Resident friend joked about suicide
Setting up medical care, particularly mental health, for yourself NOW

Alcoholics Anonymous in residency
If you have any substance abuse issues that need looked after. There's also a section in there where I talk about disabilities and how they can mesh with your program (given how common substance abuse and chronic pain our in our cohort I thought it worth adding here)

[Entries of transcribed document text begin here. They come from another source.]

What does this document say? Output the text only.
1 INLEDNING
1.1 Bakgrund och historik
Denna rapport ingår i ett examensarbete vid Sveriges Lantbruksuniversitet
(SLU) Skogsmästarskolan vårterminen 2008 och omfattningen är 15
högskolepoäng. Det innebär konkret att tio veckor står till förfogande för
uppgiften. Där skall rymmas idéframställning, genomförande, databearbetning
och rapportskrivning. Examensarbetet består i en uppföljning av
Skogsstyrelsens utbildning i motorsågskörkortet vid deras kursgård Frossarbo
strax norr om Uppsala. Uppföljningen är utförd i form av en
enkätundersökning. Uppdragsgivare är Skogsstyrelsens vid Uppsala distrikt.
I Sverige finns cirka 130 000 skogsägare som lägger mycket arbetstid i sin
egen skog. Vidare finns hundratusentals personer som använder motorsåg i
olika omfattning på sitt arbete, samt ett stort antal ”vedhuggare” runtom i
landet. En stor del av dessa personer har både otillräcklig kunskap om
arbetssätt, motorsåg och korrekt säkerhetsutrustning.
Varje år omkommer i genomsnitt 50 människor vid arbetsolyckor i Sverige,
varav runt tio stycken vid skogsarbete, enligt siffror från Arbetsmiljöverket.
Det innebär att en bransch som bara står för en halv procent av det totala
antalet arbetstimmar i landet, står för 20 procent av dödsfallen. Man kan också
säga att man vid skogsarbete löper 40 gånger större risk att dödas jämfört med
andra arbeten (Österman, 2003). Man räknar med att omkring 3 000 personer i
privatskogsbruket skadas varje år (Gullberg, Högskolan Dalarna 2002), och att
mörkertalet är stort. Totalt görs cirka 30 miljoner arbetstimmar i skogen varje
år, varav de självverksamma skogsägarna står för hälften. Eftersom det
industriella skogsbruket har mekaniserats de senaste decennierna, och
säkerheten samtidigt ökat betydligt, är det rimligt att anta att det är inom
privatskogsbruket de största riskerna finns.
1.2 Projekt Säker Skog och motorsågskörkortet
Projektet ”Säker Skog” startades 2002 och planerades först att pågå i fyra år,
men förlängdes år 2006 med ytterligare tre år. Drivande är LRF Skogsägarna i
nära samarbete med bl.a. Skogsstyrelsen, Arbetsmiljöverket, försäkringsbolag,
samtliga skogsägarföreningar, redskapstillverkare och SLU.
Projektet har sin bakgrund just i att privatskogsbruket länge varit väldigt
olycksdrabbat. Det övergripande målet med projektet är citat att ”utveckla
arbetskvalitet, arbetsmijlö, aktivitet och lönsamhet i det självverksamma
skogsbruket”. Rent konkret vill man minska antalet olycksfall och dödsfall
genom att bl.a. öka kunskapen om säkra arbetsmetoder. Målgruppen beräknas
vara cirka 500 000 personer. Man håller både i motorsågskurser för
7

How to apply for disability accommodations
I wrote this guide for a disabled med student, but the lessons learned here are useful for residents with disabilities as well

Disability Insurance in Residency
definitely think about disability insurance! if it happens to you, you'll likely wish you were dead instead depending how much life insurance for your family you bought unless you bought enough disability insurance

I feel like a hypocrite, but I feel like I'm ready to quit intern year
thoughts about maintaining a professional facade

http://forums.studentdoctor.net/thr...under-anesthesia.1145407/page-2#post-16691284
watch your mouth at all times

Feeling overwhelmed
work place topics to avoid

Unfriendly residency/hospital environment?
my 3 rules for how to get along better ie kiss ass better is buried here

Professional Email Signature format for Residents
Now that you have a nifty title, how should people address you?

Discussing Code Status
End of life chemotherapy: unnecessary, costly, and decreases quality of life
My thoughts on code discussions & setting goals of care...
"annoying" time consuming "chores" shunted to interns in some institutions.... and arguably where you have the *most* impact on patients' sense of well being

How to run a code
not just on running a code but... closed loop communication! that concept will spare you headaches

Tips and Tricks to stay alert on Test Day?
my test tips and tricks.... the ITE matters more than you will be led to believe, and may be helpful for step 3... don't **** those off

Does Zofran cause sedation in your experience?
a few pearls on nausea, anti-nausea meds, anti-emetics, delirium

Be as CYA saavy as @Law2Doc . He is a shark and just the sort of mindset you will be dealing with and needing to impress in many of your attendings/admin. Everything that @Perrotfish ever said, just remember almost none of your attendings will be as cool as him. I think @Doctor4Life1769 gives great advice especially on politics. @aProgDirector gives great level advice but I wouldn't go in expecting your PD to be as reasonable as they are. Check out their past posts on stuff to learn more about how things work.

My personal mantra, is that your job is to be safe, fast, and pleasant, in that order. Also, you are a notemonkey making love to a pager. Keep your head down and don't make waves.

As I say in my posts above, get as much admin crap out of the way before you start, learn your EHR if you can, gather resources to make your life easier (white coat pocket cards, USEFUL review books, and phone apps), and as others said, live as close to the hospital as you can, get all your affairs settled (dental work, car repairs, new tires, rental car benefit on your auto insurance, disability insurance, preventative care, IUD, dry cleaning, moving, and finding all the stuff you need in your new town like a new doc, drycleaner's, auto mechanic, etc) because you won't have time later.